Apesar de o problema persistir há vários anos, a comunidade médica e os outros profissionais envolvidos no dia a dia de um hospital ainda não conseguem chegar a uma ‘estratégia ideal’, já que a variação de doenças, quantidade de pacientes atendidos e surtos epidemiológicos variam de ano para ano, não atendendo um padrão ou lógica.

Por esse motivo, muitas vezes grandes hospitais privados e públicos não conseguem se preparar adequadamente para essa época do ano. As medidas adotadas giram em torno de espaço físico e preparação de equipe, dois fatores essenciais para melhorar o atendimento em uma unidade de emergência que recebe centenas de pessoas diariamente.

Para o Prof. Dr. Paulo Roberto Cavallaro Azevedo, professor de Clínica Médica da Faculdade de Ciências Médicas da Santa Casa de São Paulo e médico assistente da Santa Casa de São Paulo, ‘a maior preparação que podemos fazer dentro de um pronto socorro é treinar a equipe médica como um todo. O objetivo de um treinamento bem feito deve visar a separação de pacientes que estão passando por uma emergência de fato aos outros que estão ali buscando outros tipos de tratamento’.

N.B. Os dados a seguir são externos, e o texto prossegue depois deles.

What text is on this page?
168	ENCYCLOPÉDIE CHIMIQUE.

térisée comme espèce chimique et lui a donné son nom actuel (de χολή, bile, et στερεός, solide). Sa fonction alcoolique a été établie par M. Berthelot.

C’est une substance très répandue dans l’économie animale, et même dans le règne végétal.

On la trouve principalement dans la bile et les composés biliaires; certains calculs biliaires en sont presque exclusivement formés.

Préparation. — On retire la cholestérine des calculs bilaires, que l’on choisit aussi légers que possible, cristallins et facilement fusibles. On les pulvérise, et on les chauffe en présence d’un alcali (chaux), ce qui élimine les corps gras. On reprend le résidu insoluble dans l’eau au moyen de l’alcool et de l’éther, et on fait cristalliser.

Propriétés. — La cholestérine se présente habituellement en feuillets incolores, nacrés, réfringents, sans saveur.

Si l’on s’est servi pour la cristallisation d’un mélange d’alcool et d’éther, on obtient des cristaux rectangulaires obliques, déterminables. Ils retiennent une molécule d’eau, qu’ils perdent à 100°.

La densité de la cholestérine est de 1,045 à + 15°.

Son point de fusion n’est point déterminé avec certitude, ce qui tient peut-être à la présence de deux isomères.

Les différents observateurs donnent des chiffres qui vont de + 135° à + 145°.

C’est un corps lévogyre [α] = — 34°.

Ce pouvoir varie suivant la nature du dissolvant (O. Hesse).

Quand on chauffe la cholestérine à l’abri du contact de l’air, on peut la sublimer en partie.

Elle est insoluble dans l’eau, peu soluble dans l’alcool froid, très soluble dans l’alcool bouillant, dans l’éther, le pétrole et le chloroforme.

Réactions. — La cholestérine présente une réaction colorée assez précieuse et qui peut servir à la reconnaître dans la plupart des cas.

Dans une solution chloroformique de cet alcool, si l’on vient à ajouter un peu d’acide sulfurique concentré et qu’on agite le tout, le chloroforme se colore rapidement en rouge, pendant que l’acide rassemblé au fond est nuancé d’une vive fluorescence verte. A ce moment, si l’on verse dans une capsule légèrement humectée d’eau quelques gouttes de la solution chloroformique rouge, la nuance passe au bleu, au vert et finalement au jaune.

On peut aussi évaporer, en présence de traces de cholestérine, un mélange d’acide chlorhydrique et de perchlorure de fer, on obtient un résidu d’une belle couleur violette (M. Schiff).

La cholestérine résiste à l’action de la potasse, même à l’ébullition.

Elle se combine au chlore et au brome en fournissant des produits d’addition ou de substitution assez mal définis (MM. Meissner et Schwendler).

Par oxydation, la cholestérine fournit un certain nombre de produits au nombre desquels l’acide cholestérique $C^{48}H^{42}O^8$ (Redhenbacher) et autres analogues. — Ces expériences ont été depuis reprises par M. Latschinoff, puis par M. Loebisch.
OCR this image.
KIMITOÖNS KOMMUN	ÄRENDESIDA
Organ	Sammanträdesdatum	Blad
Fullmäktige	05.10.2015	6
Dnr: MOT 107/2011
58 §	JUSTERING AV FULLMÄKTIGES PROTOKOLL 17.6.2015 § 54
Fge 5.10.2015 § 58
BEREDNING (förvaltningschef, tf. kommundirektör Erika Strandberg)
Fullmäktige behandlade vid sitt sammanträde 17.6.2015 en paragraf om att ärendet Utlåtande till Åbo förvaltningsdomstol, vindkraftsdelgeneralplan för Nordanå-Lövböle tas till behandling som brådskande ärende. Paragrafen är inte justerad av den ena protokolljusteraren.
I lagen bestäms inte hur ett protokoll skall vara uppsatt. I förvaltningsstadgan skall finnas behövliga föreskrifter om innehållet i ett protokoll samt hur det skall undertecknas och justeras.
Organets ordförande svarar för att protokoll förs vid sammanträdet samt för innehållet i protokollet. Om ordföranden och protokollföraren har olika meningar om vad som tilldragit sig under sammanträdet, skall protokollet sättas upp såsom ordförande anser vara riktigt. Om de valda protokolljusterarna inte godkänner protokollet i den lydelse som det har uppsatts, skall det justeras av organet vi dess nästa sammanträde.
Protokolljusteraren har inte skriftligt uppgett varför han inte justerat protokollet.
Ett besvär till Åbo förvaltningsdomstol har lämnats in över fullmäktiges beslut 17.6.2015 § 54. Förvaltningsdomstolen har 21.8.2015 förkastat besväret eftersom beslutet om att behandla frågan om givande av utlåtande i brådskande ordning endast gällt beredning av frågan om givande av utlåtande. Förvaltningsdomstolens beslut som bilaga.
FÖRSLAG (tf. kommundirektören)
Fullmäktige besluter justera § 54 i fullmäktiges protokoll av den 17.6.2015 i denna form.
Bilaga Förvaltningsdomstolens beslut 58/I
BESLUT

De acordo com o Dr. Paulo, esta separação deve ser feita com base em ‘alertas’ criados nos questionários de atendimento das unidades de emergência e orientação aos enfermeiros, que normalmente trabalham na triagem dos pacientes. A partir de perguntas específicas e treinamento adequado, esses profissionais direcionam os pacientes com maior necessidade a um atendimento mais rápido.

Pronto socorro além do inverno. Como instituições de saúde procuram diminuir atendimento de urgência.

Indo um pouco além do outono e inverno, épocas críticas para qualquer PS, atualmente está em pauta a mudança de gestão e atendimento destes centros médicos. ‘Mais do que nos preparar para o outono e inverno, a comunidade de saúde deve tentar uma mudança de cultura da população em geral: atualmente, devido ao temor de não arrumar um médico especialista no sistema público de saúde ou demorar demais no atendimento, a população em geral acaba procurando as unidades de urgência, o que acaba acarretando em uma série de problemas, como superlotação e atendimento ineficiente para quem realmente precisa’, afirma o professor.

Para evitar este tipo de problema na Santa Casa de Misericórdia de São Paulo, Dr. Paulo afirma que todos os funcionários que participam do atendimento de emergência tiveram treinamento no Protocolo de Manchester, sistema de classificação criado para auxiliar os profissionais da saúde no direcionamento dos pacientes (veja imagem abaixo).

 

 

 

 

 

O Protocolo de Manchester funciona da seguinte maneira: pacientes que não tem urgência ou são pouco urgentes demoram mais pra ser atendidos, enquanto os que têm emergência, muito urgente ou urgente são atendidos com prioridade. Para o Dr. Paulo, esse tipo de atendimento é muito mais efetivo que o sequencial, já que essa classificação permite que pacientes urgentes não fiquem sem atendimento rápido.

Além de priorizar os pacientes certos, essa estratégia pode ajudar em outro fator, a mudança de cultura. Para o Dr. Paulo Roberto, ao demorar para ser atendido por motivos que não demandam atendimento do Pronto Socorro, pacientes podem começar a procurar outros métodos para resolver seus problemas. ‘Quando um paciente demora até 4 horas para trocar uma receita, por exemplo, pode ser que da próxima vez ele procure uma UBS ou um tratamento médico adequado antes de vir à emergência’.